Air pollution may travel thousands of miles
Organic pollutants can be transported for thousands of miles, instead of being trapped in oceans or soil as previously thought, so that pollution is not necessarily a local problem, says a team of US scientists.
Researchers from Texas A&M’s Geochemical and Environmental Research Group (GERG) investigating the transport of pollutants such as polynuclear aromatic hydrocarbons (PAHs), pesticides, and polychlorinated biphenyls (PCBs) in the atmosphere and their removal by rain and dust, found that even gaseous water pollutants can evaporate into the atmosphere instead of staying in the oceans.

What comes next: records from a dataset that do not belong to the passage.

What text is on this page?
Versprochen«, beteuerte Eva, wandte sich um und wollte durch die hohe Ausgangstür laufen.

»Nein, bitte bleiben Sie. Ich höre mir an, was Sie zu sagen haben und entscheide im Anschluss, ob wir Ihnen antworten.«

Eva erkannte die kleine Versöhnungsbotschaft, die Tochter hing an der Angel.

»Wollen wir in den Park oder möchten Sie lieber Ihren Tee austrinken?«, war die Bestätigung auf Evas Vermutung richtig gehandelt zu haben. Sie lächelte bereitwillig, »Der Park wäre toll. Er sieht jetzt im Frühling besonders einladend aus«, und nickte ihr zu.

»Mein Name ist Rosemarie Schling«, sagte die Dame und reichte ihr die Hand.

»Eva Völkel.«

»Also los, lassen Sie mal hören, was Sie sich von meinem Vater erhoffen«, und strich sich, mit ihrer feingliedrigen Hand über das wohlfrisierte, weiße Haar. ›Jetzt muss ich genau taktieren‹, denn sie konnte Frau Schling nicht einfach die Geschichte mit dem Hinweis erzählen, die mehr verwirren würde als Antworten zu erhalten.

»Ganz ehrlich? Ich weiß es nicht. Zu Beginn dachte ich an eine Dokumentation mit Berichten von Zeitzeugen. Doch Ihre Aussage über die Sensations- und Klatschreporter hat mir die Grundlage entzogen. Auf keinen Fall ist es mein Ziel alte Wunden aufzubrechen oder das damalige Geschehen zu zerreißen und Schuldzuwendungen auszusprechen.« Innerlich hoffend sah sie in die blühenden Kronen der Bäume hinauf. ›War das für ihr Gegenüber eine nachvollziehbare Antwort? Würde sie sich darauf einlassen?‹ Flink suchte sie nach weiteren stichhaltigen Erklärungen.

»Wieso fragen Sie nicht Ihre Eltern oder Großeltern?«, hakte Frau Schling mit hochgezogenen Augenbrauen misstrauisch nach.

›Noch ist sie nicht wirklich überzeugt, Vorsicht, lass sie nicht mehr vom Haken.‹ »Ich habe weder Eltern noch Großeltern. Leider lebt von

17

“Most scientists used to think that organic pollutants were not present as gas in the air,” said Terry Wade, one of the researchers. “To our surprise, we have learned over the last 30 years that organic pollutants can be in the vapour phase, which means that they can be transported over long distances.” One example of this occurs in the Arctic where pesticides such as DDT, chlordane and toxaphene, which are not used in the region, have been found in beluga whales.
“What we do here in Texas can affect what is happening in the Arctic,” said Wade. “We have added these contaminants to the environment, and now we can see that they are showing up in areas where we would not have expected them to be.”
The researchers used samplers to test for pollutants near the university, near Galveston and Corpus Christi bays. “The general principle of the experiments is that you take a sample of air or rain and you measure how much contaminant is present in the rain or in the air,” said Wade. “Then using models, you try to estimate the amount of contaminants that are coming down into the bay.” The study indicates that DDT, PAHs and PCBs evaporate into the atmosphere, and are then able to be transported away.